Referencing the Sierra Club report on Producer Responsibility Recycling (www.sierraclub.org/committees/zerowaste/producerresponsibility/index.asp) in an effort to give the impression that we support a misguided attempt to dismantle a cornerstone of Vermont’s environmental stewardship-one that an overwhelming majority of Vermonters support-is deliberately misleading. Surely Ms. Shollenberger did read, just a few paragraphs lower on the very webpage that she references, that the Sierra Club believes that “There are laws that make producers responsible for taking back their products and recycling them. Bottle bills are an early example.”
Our letter also urged Shollenberger to disclose the fact that the beverage industry is paying for the website that makes such misleading use of the Sierra Club’s name and statements. At present, the website lists only Shollenberger as a contact and fails to identify the beverage industry’s involvement. Only at the bottom of the home page there are the words “paid for by MMR.” A link provided indicates that MMR stands for MacLean, Meehan, and Rice, a Montpelier law firm. No mention is made of the fact that MMR has been hired by the beverage industry to lobby on their behalf.

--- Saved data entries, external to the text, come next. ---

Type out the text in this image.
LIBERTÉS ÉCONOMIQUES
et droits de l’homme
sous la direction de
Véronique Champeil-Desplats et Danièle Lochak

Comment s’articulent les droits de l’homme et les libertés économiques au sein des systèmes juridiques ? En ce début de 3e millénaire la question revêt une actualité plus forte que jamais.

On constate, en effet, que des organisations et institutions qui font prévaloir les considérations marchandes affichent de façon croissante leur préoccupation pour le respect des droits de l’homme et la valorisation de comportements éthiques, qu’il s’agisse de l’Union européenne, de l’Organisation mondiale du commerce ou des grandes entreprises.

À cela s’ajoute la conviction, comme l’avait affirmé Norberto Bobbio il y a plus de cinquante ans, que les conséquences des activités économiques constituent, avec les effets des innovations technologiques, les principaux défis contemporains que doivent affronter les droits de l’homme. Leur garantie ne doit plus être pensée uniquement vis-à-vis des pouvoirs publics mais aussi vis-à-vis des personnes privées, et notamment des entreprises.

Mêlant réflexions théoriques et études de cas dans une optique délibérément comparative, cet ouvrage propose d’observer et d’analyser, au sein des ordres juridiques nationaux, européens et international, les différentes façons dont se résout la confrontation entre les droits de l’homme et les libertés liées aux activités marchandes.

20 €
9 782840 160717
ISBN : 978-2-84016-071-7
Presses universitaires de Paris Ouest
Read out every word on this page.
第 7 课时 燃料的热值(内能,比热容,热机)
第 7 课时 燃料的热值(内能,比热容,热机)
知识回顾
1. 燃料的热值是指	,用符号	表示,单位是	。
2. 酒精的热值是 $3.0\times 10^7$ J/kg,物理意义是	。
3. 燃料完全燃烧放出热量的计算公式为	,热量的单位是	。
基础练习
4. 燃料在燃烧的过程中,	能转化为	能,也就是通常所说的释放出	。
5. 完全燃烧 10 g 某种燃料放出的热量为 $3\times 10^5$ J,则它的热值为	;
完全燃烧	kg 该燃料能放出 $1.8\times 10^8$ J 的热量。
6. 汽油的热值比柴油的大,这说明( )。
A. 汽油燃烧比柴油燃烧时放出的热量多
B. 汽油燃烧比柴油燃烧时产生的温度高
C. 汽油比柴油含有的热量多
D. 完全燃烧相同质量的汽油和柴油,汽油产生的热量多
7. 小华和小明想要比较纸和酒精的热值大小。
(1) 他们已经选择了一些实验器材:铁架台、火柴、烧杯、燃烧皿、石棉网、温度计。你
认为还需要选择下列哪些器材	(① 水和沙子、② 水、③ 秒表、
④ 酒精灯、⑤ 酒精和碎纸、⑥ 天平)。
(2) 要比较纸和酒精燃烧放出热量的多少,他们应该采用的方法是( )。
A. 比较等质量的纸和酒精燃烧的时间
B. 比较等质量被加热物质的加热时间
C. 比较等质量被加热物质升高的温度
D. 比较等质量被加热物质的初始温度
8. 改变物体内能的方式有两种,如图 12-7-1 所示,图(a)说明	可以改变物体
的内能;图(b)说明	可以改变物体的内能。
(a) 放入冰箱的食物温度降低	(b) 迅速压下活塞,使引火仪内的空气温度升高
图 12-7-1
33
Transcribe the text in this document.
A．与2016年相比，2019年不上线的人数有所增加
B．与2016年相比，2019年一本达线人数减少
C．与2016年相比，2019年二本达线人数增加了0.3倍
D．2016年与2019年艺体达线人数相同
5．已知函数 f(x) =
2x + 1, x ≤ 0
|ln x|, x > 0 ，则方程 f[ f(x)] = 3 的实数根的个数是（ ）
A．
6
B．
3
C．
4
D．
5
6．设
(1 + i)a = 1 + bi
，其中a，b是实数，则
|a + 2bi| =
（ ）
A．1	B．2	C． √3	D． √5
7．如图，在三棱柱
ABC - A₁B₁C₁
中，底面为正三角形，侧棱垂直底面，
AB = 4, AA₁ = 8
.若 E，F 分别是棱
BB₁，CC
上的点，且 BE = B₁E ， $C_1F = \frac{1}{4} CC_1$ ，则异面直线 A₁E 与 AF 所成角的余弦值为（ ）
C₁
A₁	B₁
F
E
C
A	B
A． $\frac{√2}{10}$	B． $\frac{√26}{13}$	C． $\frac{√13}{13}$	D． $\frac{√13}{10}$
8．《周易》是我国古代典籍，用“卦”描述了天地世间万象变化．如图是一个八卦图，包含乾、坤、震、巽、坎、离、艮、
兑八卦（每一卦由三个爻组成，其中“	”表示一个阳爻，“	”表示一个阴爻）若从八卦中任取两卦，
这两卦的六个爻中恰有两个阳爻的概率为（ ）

It is important for the public to know the truth here. Not only does the Sierra Club fully endorse the expansion of the Bottle Bill that is called for under H.74 and S.21, we remain clearly opposed to H.218 and the attempted ‘greenwashing’ being conducted by Ms. Shollenberger and the beverage industry. The Bottle Bill remains a landmark piece of environmental legislation. The Sierra Club will not sit idly by as an industry lobbyist resorts to desperate measures in an effort to weaken it.